Not entirely sure what you intend by the phrase “processes the decisions” unless you mean straight-up making decisions. The soul, as a locus of will, is enabled by God to actualize one potential rather than another in making a decision. If you are looking for some mechanism like we’d find in the physical, then I don’t have one precisely because asking for a mechanism in that particular way is to commit a category error. And of course, we would agree that decisions do not happen in a vacuum and that memories and other things play a part. We can even allow (or at least, Thomistic psychology allows) that memory is a perfectly physical process. This doesn’t preclude a soul unless one is committed to the idea (as few are) that the soul is the locus of each an every cognitive process.
Rats are very intelligent beings. They observe the others, who consumed a fast-acting poison, and learn from the experience of OTHERS. That is why only slow acting poisons are used by the exterminators. Do the rats have a “rational soul?” Learning is simply the creation of new neural connections and recalling those connections allow us (and the rats!) to avoid danger. And those memories are stored in the neural network of the brain. That is beyond any doubt.
No, so far as we know, rats do not have a rational soul. One can learn in a qualified sense with only an animal soul; what one cannot do is reason.

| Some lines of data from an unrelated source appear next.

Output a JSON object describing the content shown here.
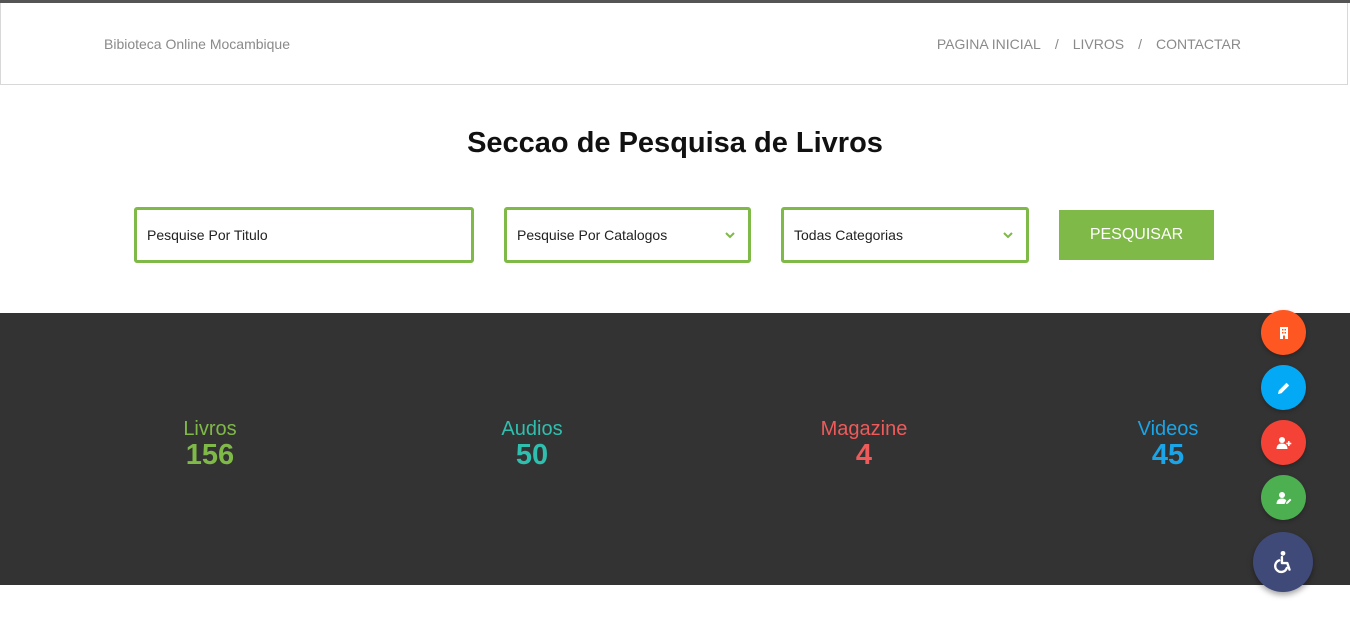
{
  "header": {
    "brand": "Bibioteca Online Mocambique",
    "nav": [
      "PAGINA INICIAL",
      "LIVROS",
      "CONTACTAR"
    ],
    "separator": "/"
  },
  "search": {
    "title": "Seccao de Pesquisa de Livros",
    "title_placeholder": "Pesquise Por Titulo",
    "catalog_select": "Pesquise Por Catalogos",
    "category_select": "Todas Categorias",
    "button": "PESQUISAR",
    "accent": "#7fb947"
  },
  "stats": [
    {
      "label": "Livros",
      "value": "156",
      "color": "#7fb947"
    },
    {
      "label": "Audios",
      "value": "50",
      "color": "#2fbfae"
    },
    {
      "label": "Magazine",
      "value": "4",
      "color": "#ef5a5a"
    },
    {
      "label": "Videos",
      "value": "45",
      "color": "#1aa5e8"
    }
  ],
  "floating_buttons": [
    {
      "icon": "building-icon",
      "color": "#ff5722"
    },
    {
      "icon": "pencil-icon",
      "color": "#03a9f4"
    },
    {
      "icon": "user-plus-icon",
      "color": "#f44336"
    },
    {
      "icon": "user-edit-icon",
      "color": "#4caf50"
    }
  ],
  "accessibility": {
    "icon": "accessibility-icon",
    "color": "#404a78"
  }
}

But this isn’t the (seriously) problematic part of your post.
The problem lies in your definition of learning. I don’t see how one can recall connections anymore than one can recall the cerebellum. You don’t “recall” physical objects; you recall concepts, memories, etc. Perhaps the brain is simply more prone to using such pathways given a certain set of stimuli, which is fine since that seems to fit perfectly well the the Thomistic concept of the estimative power.
Where are the memories stored in your hypothetical “soul-based” model? Where is the non-physical CPU which makes the decisions?

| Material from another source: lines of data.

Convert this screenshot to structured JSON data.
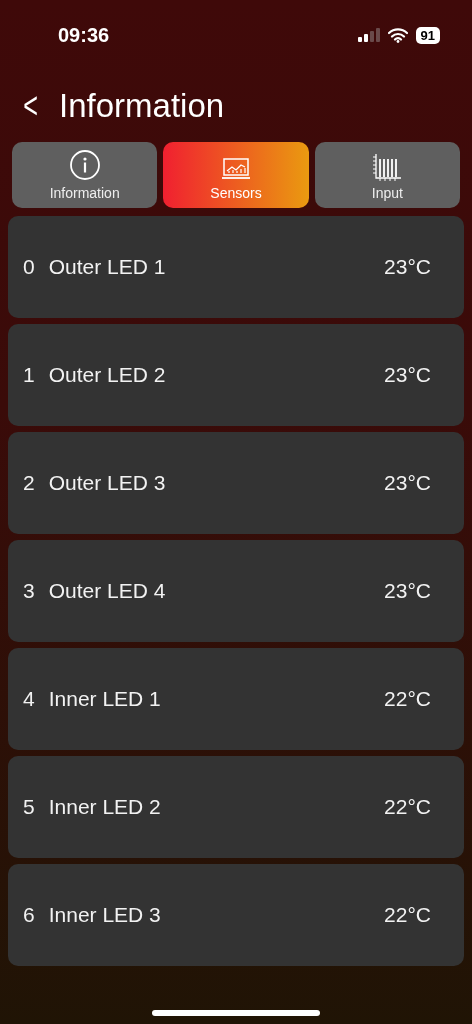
{
  "status_bar": {
    "time": "09:36",
    "battery": "91"
  },
  "header": {
    "back": "<",
    "title": "Information"
  },
  "tabs": [
    {
      "label": "Information",
      "kind": "info",
      "selected": false
    },
    {
      "label": "Sensors",
      "kind": "chart",
      "selected": true
    },
    {
      "label": "Input",
      "kind": "bars",
      "selected": false
    }
  ],
  "sensors": [
    {
      "index": "0",
      "name": "Outer LED 1",
      "value": "23°C"
    },
    {
      "index": "1",
      "name": "Outer LED 2",
      "value": "23°C"
    },
    {
      "index": "2",
      "name": "Outer LED 3",
      "value": "23°C"
    },
    {
      "index": "3",
      "name": "Outer LED 4",
      "value": "23°C"
    },
    {
      "index": "4",
      "name": "Inner LED 1",
      "value": "22°C"
    },
    {
      "index": "5",
      "name": "Inner LED 2",
      "value": "22°C"
    },
    {
      "index": "6",
      "name": "Inner LED 3",
      "value": "22°C"
    }
  ]
}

Perhaps I should have qualified earlier that I can’t really answer for tonyrey. Anyways, they are based in the brain, which is, as I said earlier, perfectly compatible with belief in the soul.
The new neural connections are mapped onto the old ones. How do we recognize the face of our mother, even on a blurred photograph? There is enough information to compare our stored image with the picture. Modern face-recognition software is also able to recognize faces. And there is no “extra-physical” soul for them to do the recognition. To comprehend something new is to map it onto something we already know and incorporate the new information into the hierarchy of the existing informations.
Okay, a few issues here:
Facial recognition doesn’t seem like the most appropriate example precisely in virtue of the fact that it is referring to “recognition.” You can compare sense data without “comprehending” anything. Sense data won’t make you comprehend a valid argument form, for example. So this seems to miss what tonyrey was asking for to begin with.

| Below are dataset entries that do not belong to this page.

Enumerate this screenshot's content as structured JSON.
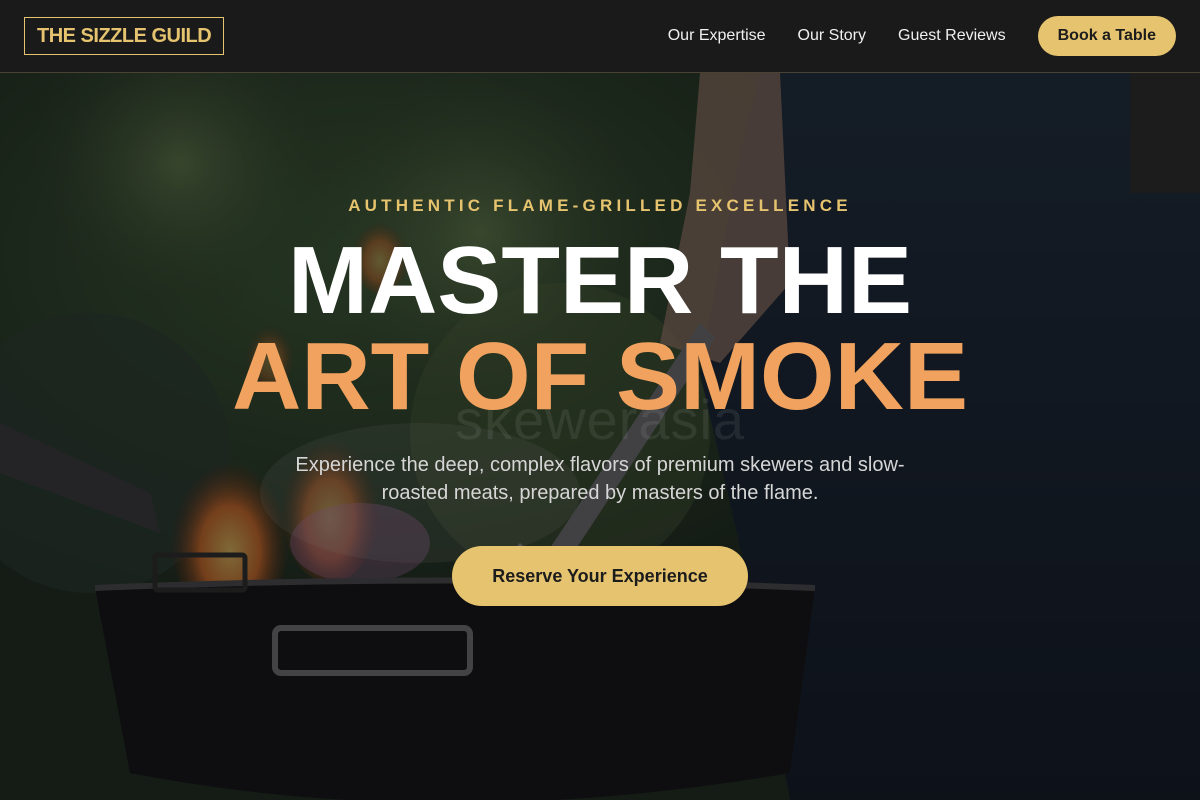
{
  "nav": {
    "logo": "THE SIZZLE GUILD",
    "links": [
      "Our Expertise",
      "Our Story",
      "Guest Reviews"
    ],
    "book_label": "Book a Table"
  },
  "hero": {
    "eyebrow": "AUTHENTIC FLAME-GRILLED EXCELLENCE",
    "headline_line1": "MASTER THE",
    "headline_line2": "ART OF SMOKE",
    "watermark": "skewerasia",
    "subcopy": "Experience the deep, complex flavors of premium skewers and slow-roasted meats, prepared by masters of the flame.",
    "cta_label": "Reserve Your Experience"
  },
  "colors": {
    "accent_gold": "#e6c46f",
    "accent_orange": "#f0a25e",
    "nav_bg": "#1a1a1b"
  }
}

Second what does it mean to “map” something? If mapping is a physical process, then it can be cashed out in terms of neurophysiology, and we can drop this talk of “mapping” which doesn’t explain anything so much as metaphorically gesture in the direction of some possible physical explanation.
Futher, all this talk of mapping seems loaded with intentionality. When you map something (at least with any typically understood definition of “map”) then you are importing meaning onto it. Where, then, does this meaning come from, because particles colliding and fields interacting doesn’t mean squat. Or if that is too reductionistic, I’m curious to hear how you account for meaning being emergent from or in some way supervening on the mirco-physical. Because right now, this seems to be a serious impediment to any progress with the “mapping” theory.